Summary

Level: FIELD
Context: Verification
Category: Plausibility
Subcategory:
Severity: Characterization ✔

Description

The number and percent of records that occur one week before the corresponding visit_start_date or one week after the corresponding visit_end_date

Definition

  • Numerator: The number of rows in a table where the event date occurs more than 7 days prior to the corresponding visit start date or more than 7 days after the corresponding visit end date.
  • Denominator: The total number of rows in the table with a corresponding visit (linked through visit_occurrence_id)
  • Related CDM Convention(s): There is no explicit convention tied to this check. However, the CDM documentation describes the visit_occurrence_id foreign key in the event tables as “The visit during which the occurred.” The underlying assumption is that if a record is tied to a visit, then the date of the record should fall in some reasonable time period around the visit dates. This gives a week of leeway on either side for physician notes or other activities related to a visit to be recorded.
  • CDM Fields/Tables: This check runs on all event tables: CONDITION_OCCURRENCE, PROCEDURE_OCCURRENCE, DRUG_EXPOSURE, DEVICE_EXPOSURE, MEASUREMENT, NOTE, OBSERVATION, and VISIT_DETAIL. It will check either the X_date or X_start_date fields for alignment with corresponding VISIT_OCCURRENCE dates by linking on the visit_occurrence_id. (Note: For VISIT_DETAIL it will check both the visit_detail_start_date and visit_detail_end_date. The default threshold for these two checks is 1%.)
  • Default Threshold Value:
    • 1% for VISIT_DETAIL
    • 5% for all other tables

User Guidance

There is no explicit convention that describes how events should align temporally with the visits they correspond to. This check is meant to identify egregious mismatches in dates that could signify an incorrect date field was used in the ETL or that the data should be used with caution if there is no reason for the mismatch (history of a condition, for example).

If this check fails the first action should be to investigate the failing rows for any patterns. The main query to find failing rows is below:

Violated rows query

SELECT 
  '@cdmTableName.@cdmFieldName' AS violating_field,  
  vo.visit_start_date, vo.visit_end_date, vo.person_id, 
  cdmTable.* 
FROM @cdmDatabaseSchema.@cdmTableName cdmTable 
JOIN @cdmDatabaseSchema.visit_occurrence vo 
  ON cdmTable.visit_occurrence_id = vo.visit_occurrence_id 
WHERE cdmTable.@cdmFieldName < dateadd(day, -7, vo.visit_start_date) 
  OR cdmTable.@cdmFieldName > dateadd(day, 7, vo.visit_end_date) 

ETL Developers

The first step is to investigate whether visit and event indeed should be linked - e.g., do they belong to the same person; how far are the dates apart; is it possible the event was recorded during the visit. If they should be linked, then the next step is to investigate which of the event date and visit date is accurate.

One suggestion would be to identify if all of the failures are due to many events all having the same date. In some institutions there is a default date given to events in the case where a date is not given. Should this be the problem, the first step should be to identify if there is a different date field in the native data that can be used. If not, considerations should be made to determine if the rows should be dropped. Without a correct date it is challenging to use such events in health outcomes research.

Another reason for the discrepancy could be that the wrong date has been used for events.
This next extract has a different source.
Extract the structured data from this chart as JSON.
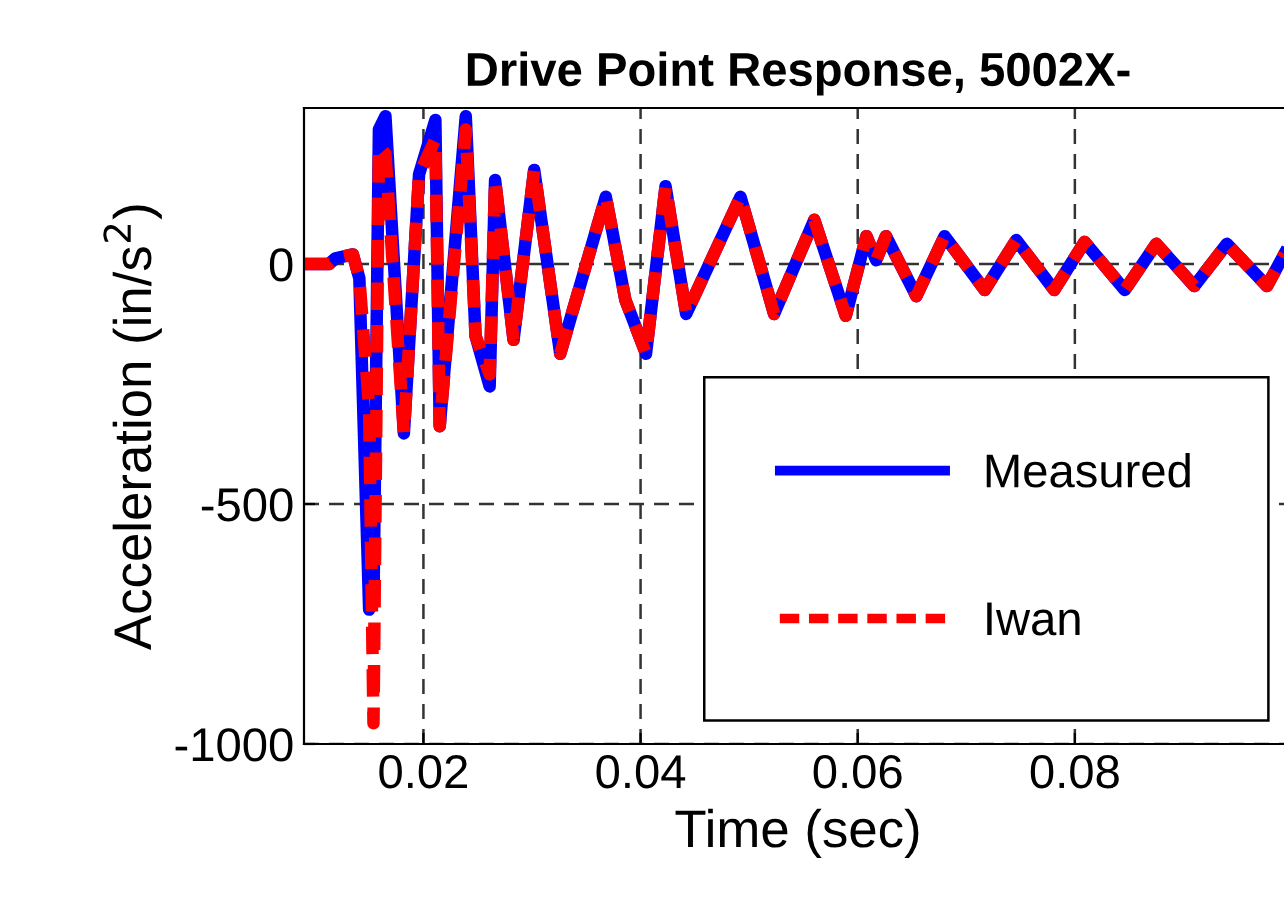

For instance, in some systems a diagnosis could have both an ‘observation date’ and an ‘administration date’. If the physician is updating records at a later date, the administration date can be later than the actual date the diagnosis was observed. In those cases, the observation date has to be used. If there is only an administration date, it is in some cases arguable to use the visit date for the diagnosis date.

Another suggestion would be to investigate if the failures are related to ‘History of’ conditions. It is often the case that a patient’s history is recorded during a visit, in which case they may report a diagnosis date prior to the given visit. In some cases it may be appropriate to conserve these records; the decision to do so will depend on the reliability of the recorded date in your source data.

Data Users

If the failure percentage of withinVisitDates is high, a data user should be careful with using the data. This check might indicate a larger underlying conformance issue with either the event dates or linkage with visits. At the same time, there might be a valid reason why events do not happen within 7 days of the linked visit.

Make sure to understand why this check fails. Specifically, be careful when using such data in outcomes research. Without specific dates for an event, it is challenging to determine if an adverse event occurred after a drug exposure, for example.

Note that this check specifically compares event dates to VISIT_OCCURRENCE dates. There is no equivalent check for VISIT_DETAIL that verifies whether the event date is within (a week of) the visit detail start and end dates.